These are—let’s face it—grim days for wine drinkers. Sure, there are great neighborhood wine stores and a few devoted sommeliers, but when a restaurant hands you a leather-bound binder of beers, you’ll be lucky if a half-page toward the back is spared for the wine selection. Conversations about which wine bar to go to often are really just multiple people opining on the current state of Rootstock (though said opinions nearly always skew positive). And why bother with a sommelier when you can hire a high-profile bartender?

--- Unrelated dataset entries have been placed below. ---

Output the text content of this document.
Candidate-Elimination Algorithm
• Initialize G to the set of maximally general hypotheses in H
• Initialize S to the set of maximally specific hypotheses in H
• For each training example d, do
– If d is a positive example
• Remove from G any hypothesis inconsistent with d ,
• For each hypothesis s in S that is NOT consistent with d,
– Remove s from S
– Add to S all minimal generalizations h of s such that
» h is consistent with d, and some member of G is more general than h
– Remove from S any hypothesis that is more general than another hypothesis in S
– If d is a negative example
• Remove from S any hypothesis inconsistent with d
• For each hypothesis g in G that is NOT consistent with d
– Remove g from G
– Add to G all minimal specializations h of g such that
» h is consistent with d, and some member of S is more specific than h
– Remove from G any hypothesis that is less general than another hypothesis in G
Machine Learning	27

And so there couldn’t be a brighter development for people who love wine than the opening of a place like Telegraph, a Logan Square wine bar and restaurant from the owners of Webster’s Wine Bar. Telegraph’s wine list is smaller than Webster’s and focused on wines produced “naturally.” That term is so loose it often means nothing, but here it means that even if you get one of the cheaper sparklings by the glass ($9), it’s going to come from a small biodynamic grower-producer (Philippe Bornard) in the Jura region of France, and it’s going to be lovely and gentle and just the slightest bit funky (in a good way). There is a beautiful, elegant Austrian sparkling from the Wimmer-Czerny winery ($16/glass); there is cheap, tart, sparkly Basque txakoli ($6/glass); there is a lush gamay ($9) that pairs quite well with a special of housemade sausage and baked rigatoni.
About that rigatoni: It, and the rest of the food, comes from John Anderes, who came to Telegraph from Avec. And like Avec’s cuisine, the food here is so good it instantly turns what could easily (and pleasantly) have been just a wine bar into a serious restaurant. There are four tartines on the menu, and I’ve eaten three, and whether topped with cannellini-bean puree, ham balanced by coriander mustard, or salmon that pops with a sprinkling of salmon roe, they are the world’s perfect wine-bar food. The more dinnerlike dishes are a showcase of the season: baby cucumbers grilled and paired with strips of Pleasant Ridge cheddar for a salad or a fillet of salmon set on a bed of black rice accompanied—innovatively, if not totally successfully—by Nichols Farm melon.
It’s food that is effortless to enjoy, thanks to the kind and experienced servers, to the warm and low-key setting, and to the—let’s be real here—allure of wine, which has never felt less grim.